Birdwatchers of all ages will be out this weekend, armed with hope, if not forks and railroad shares, and with cameras, binoculars notepads and field guides. Nearly 5 million birds have already been tallied as of Saturday. Here in Malibu, maybe there may be white-breasted nuthatches or western blue birds, ruby-crowned kinglets or northern flickers, hooded mergansers or the elusive golden eagles that reportedly roost in a remote corner of Malibu Creek State Park. If you, dear reader, are participating this weekend, please consider sharing your sightings in the comment section here, and good counting!
Around here, you never know what might show up in your own backyard:
I never appreciated just how large the great egret is until one landed in the garden. This spectacular bird can have a five-and-a-half-foot wingspan and stands more than three feet tall. We have several species of egret in Malibu—the showy egret, which is smaller and fluffier, and the great blue heron, which looks like the great egret but is blue-grey instead, are easy to spot year-round residents. The night heron and green bittern live here, too, but are rarely seen in the open. © S. Guldimann
Although egrets are usually seen at the beach at low tide in the tide pools or in wetland areas, where they use their beaks to spear fish and frogs, they also sometimes hunt for lizards and small rodents in fields and even in gardens, and have been known to regard fish ponds as all-you-can-eat egret buffets. © S. Guldimann

Cedar waxwings are sure to make Malibu GBBC lists this year.
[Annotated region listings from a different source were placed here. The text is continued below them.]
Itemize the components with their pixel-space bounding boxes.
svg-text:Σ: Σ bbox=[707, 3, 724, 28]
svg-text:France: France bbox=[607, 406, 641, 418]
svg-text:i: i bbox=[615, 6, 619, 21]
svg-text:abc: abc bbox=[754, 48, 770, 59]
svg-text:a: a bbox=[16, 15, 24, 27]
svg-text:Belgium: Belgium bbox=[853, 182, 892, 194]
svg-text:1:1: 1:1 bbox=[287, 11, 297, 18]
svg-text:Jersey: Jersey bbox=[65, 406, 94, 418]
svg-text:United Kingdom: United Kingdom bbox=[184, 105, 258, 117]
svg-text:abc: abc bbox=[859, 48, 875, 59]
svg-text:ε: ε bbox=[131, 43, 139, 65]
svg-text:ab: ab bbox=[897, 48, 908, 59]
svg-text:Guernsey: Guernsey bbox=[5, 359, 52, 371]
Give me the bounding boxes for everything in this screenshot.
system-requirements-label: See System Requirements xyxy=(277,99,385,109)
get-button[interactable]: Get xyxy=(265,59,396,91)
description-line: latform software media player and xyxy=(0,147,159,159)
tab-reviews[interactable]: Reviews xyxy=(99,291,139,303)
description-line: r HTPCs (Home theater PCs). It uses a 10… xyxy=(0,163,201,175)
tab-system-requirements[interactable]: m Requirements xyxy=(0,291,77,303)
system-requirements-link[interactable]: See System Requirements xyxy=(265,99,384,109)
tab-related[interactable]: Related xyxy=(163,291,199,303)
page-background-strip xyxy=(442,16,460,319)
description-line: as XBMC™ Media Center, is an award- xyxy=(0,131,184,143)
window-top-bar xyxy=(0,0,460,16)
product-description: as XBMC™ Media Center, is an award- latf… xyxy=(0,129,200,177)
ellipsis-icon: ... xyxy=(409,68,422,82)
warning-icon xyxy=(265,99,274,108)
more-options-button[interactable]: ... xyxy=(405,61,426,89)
These sleek, beautiful migratory birds with their distinctive crests stop over in Malibu during their annual north south migrations, taking advantage of gardens with food sources like juniper berries. The birds reedy call is a counterpoint to the laughing song of the robins, and one of the distinctive sounds of winter. They're late this year. They usually show up in late December-early January.  © S. Guldimann

Red-tailed hawks and their smaller cousins the cooper's hawk, the white-tailed kite, and the American kestrel are all backyard birds in Malibu. So are the great horned owl and the barn owl. Raptors, including owls, are beginning to nest, which may be why they are more visible at the moment. This red tail has been keeping an eye on our birdbath. He's a little shy about venturing close to the house, so he gathers courage on the old shed roof before swooping in for a drink. © S. Guldimann
We watch birds, but the birds also watch us. This American robin was less than enthused about being photographed. © S. Guldimann
Unlike the shy robin, the spotted towhee isn't afraid of anyone or anything. It's rusty call is part of the garden soundtrack, as is the rustling sound it makes as it roots for insects and other delicacies in the leaf litter under the trees. In our garden, the spotted towhee likes to eat the bulbs of the oxalis plants, digging them up with its feet and carefully peeling each corm with its beak, before swallowing the tender inner bulb whole.  © S. Guldimann

Here's a more familiar view of the California brown pelican in the first photo. This species came perilously close to extinction in the 1950s due to DDT poisoning. When my parents first moved to Malibu in 1969, seeing a pelican was a rare and wonderful sight. My father used to say that the pelican symbolized hope for a better tomorrow. Unlike its theropod ancestors, the pelican survived the threat of extinction and is today one of Malibu's most common—and popular sea birds. By taking part in the Great Backyard Bird Count this weekend, Malibuites can help gather data on pelicans and other avian species that will help biologists help birds.